@Billy_Yank and @jesus2099 the example I am working on here is extreme. We are talking huge “audio drama” set of disks. Twenty Five CDs with average 20 tracks on each disk. Many of those tracks are multiple parts so multiple speechmarks opening and closing.
The example above is part of that larger box set. So we also have this as separate releases. And that is where the hiccups start as some of those separate releases have had the speechmarks done, but others haven’t.
Yeah, I can see how with search and replace and messing with various rules I can try and catch the speechmarks - but this is complicated by the Unicode need of different quotes for opening and closing. And then as we have quotes in quotes (see track six above) there is going to be quite a weird rule that needs constructing.
Copy and Paste will be similarly messy as I’ll need to have a staging post in Notepad++ where I clean up anything I move. Though that is going to be the least complex to do I think.
I’ll work something out. I came here hoping for a “magic button” as I assumed I wasn’t the only person who has seen this occur. There must be many places where a recording appears on multiple releases. I’ve often had to manually go through multiple copies of the same to propagate a correction back up from the recording to all the separate releases.
@culinko Reading your ticket I think you get my point exactly. As someone else said on the ticket, it is something that needs to be visual and show you all the tracks about to be changed. And it must get hidden behind some kind of advanced\expert mode as that could cause utter chaos for new users!
Propagating corrections like this could be made simpler. And if it was simpler, I’d do even more of them.
According to your image and using the appropriate MB terminology:
The recording name is correct as well as 3 track names.
Remain 7 track names with typewriter apostrophes.
So what you would like is “Update all tracks” (from recording).
For those who came across some releases that would completely freeze their browser, an INLINE STUFF performance bug has been fixed today, and it should no longer happen.

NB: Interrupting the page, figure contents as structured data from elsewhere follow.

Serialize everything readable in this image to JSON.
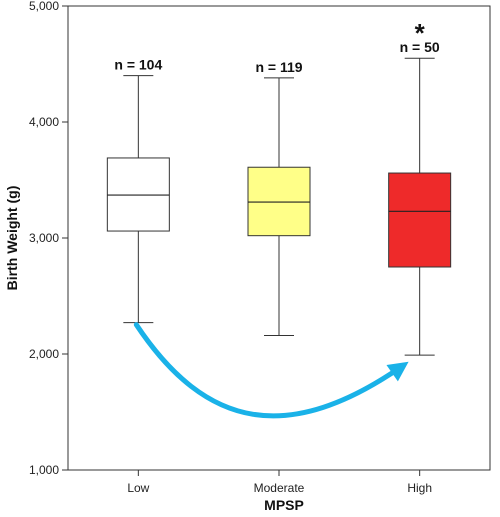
{
  "chart_data": {
    "type": "box",
    "xlabel": "MPSP",
    "ylabel": "Birth Weight (g)",
    "ylim": [
      1000,
      5000
    ],
    "yticks": [
      {
        "value": 1000,
        "label": "1,000"
      },
      {
        "value": 2000,
        "label": "2,000"
      },
      {
        "value": 3000,
        "label": "3,000"
      },
      {
        "value": 4000,
        "label": "4,000"
      },
      {
        "value": 5000,
        "label": "5,000"
      }
    ],
    "categories": [
      "Low",
      "Moderate",
      "High"
    ],
    "boxes": [
      {
        "category": "Low",
        "min": 2270,
        "q1": 3060,
        "median": 3370,
        "q3": 3690,
        "max": 4400,
        "fill": "#ffffff",
        "n_label": "n = 104",
        "significance": ""
      },
      {
        "category": "Moderate",
        "min": 2160,
        "q1": 3020,
        "median": 3310,
        "q3": 3610,
        "max": 4380,
        "fill": "#ffff88",
        "n_label": "n = 119",
        "significance": ""
      },
      {
        "category": "High",
        "min": 1990,
        "q1": 2750,
        "median": 3230,
        "q3": 3560,
        "max": 4550,
        "fill": "#ee2a2a",
        "n_label": "n = 50",
        "significance": "*"
      }
    ],
    "annotation": {
      "type": "curved-arrow",
      "from_category": "Low",
      "to_category": "High",
      "color": "#1ab2e8"
    },
    "grid": false
  }
}
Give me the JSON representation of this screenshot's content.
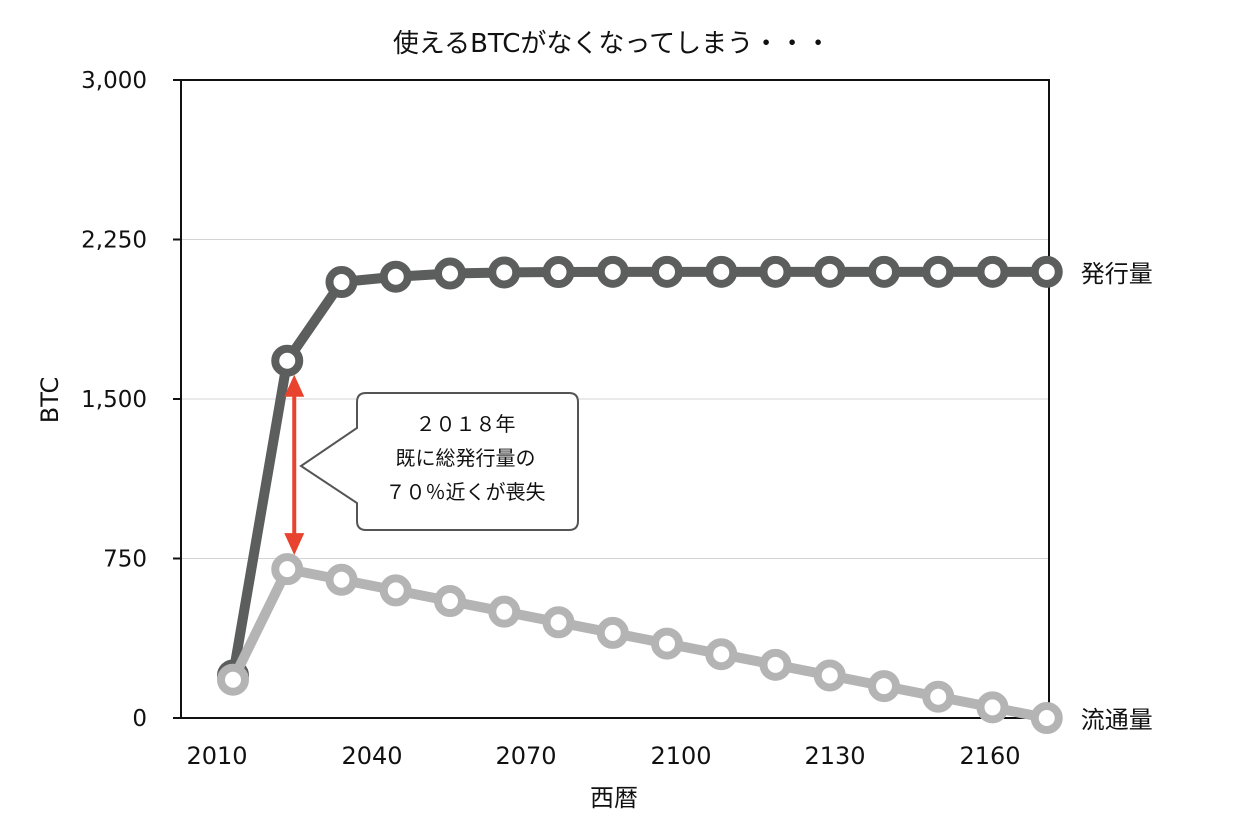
{
  "chart_data": {
    "type": "line",
    "title": "使えるBTCがなくなってしまう・・・",
    "xlabel": "西暦",
    "ylabel": "BTC",
    "xlim": [
      2005,
      2170
    ],
    "ylim": [
      0,
      3000
    ],
    "x_ticks": [
      2010,
      2040,
      2070,
      2100,
      2130,
      2160
    ],
    "x_tick_labels": [
      "2010",
      "2040",
      "2070",
      "2100",
      "2130",
      "2160"
    ],
    "y_ticks": [
      0,
      750,
      1500,
      2250,
      3000
    ],
    "y_tick_labels": [
      "0",
      "750",
      "1,500",
      "2,250",
      "3,000"
    ],
    "grid": "horizontal",
    "x": [
      2015,
      2025,
      2035,
      2045,
      2055,
      2065,
      2075,
      2085,
      2095,
      2105,
      2115,
      2125,
      2135,
      2145,
      2155,
      2165,
      2175
    ],
    "series": [
      {
        "name": "発行量",
        "color": "#5b5e5c",
        "values": [
          200,
          1680,
          2050,
          2075,
          2090,
          2095,
          2097,
          2098,
          2098,
          2098,
          2098,
          2098,
          2098,
          2098,
          2098,
          2098,
          2098
        ]
      },
      {
        "name": "流通量",
        "color": "#b4b4b4",
        "values": [
          180,
          700,
          650,
          600,
          550,
          500,
          450,
          400,
          350,
          300,
          250,
          200,
          150,
          100,
          50,
          0,
          0
        ]
      }
    ],
    "annotation": {
      "lines": [
        "２０１８年",
        "既に総発行量の",
        "７０％近くが喪失"
      ],
      "arrow_x": 2025,
      "arrow_from": 1680,
      "arrow_to": 700,
      "arrow_color": "#e8432e"
    }
  }
}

Thanks to @Mitch2323 for suggesting an important clue on how to fix this old bug:
When I open up a five CD set with 20 tracks on each disk that is at least 100 AcoustID items being pulled from somewhere. Just curious if this is coming via that API? I may toggle these off on my screen if they are as I rarely look at those numbers or interact with them.
Hello again nice INLINE STUFF userscript. Very handy. Thanks again for your time saving and error spotting abilities.
BUT there is a new update that clashes a bit with what I work on. Can I disable single features of the addon?
Look at the confusion caused by the attempt to spot Recording length errors. These are combinations of bootlegs, vinyl and reissues in here. Everything is marked as “not equal” which is misleading and odd.
Can we adjust the error range of this check? Or even better, just disable it?
INLINE STUFF is great, so I don’t want to disable the whole Userscript. Just remove this feature as bootlegs just are not that accurate. Thanks.
I’ve also never understood which time is getting chosen to be the set time up there in the corner as it matches none of the releases on the page. Even if the slack was a couple of seconds either way would help.
Okay, now you have confused my Maths OCD. Why is this Recording not being flagged like the one above? The Recordings towards the bottom are three seconds out… does it only do the first dozen?
For me, a perfect solution would be a 10% margin of error. I am trying to read and understand the script and it seems to work on exact matches. Don’t think I even see that when working with only CDs from the same manufacturing plant.
Or am I making this break because I have a script that displays thousandths of a second for CDs? (I am investigating and updating this post as I learn more…)
Yes, in fact, I never see my yellow marks as errors but as interesting bits.
But you’re right it would be more useful to highlight potential errors, indeed, instead of flooding the display with fancy blinking lights.
I think I should change the script to display 15+ seconds diff as errors (red) and 5+ seconds (a third of error) as .name-variation (current light marks).
Thanks @jesus2099 - I’ll read this closer in the morning when the brain can process it better.
The “15 seconds or more” warning from MBS is a bit random. I would have thought a percentage error would make more sense. Maybe I am just editing long Recordings 5 seconds really isn’t much of a difference when it is common to fade a track out on a bootleg.
For me both of these times are too short would just flood too much noise into the userscript and I’d be back trying to work out how to mute it.
The ticket that says “average recording times” isn’t what I observe. I’ve see it take the time of one, and ignore the other. (but too tired to find that example now and it is OT)
Glad I could spot that “check more than 25 tracks” would be useful.
The milliseconds being revealed was added by a userscript, but no idea which one. Is it this one? That is very useful to telling CDs with discIDs and Vinyl apart. Often I find Vinyl with typos (or a typo on the cover art)
Something is broken on my Stay example as I am missing all my milliseconds on those tracks. Still visible on Embryo. Eh? Yeah - too late for my head to solve those now and very OT.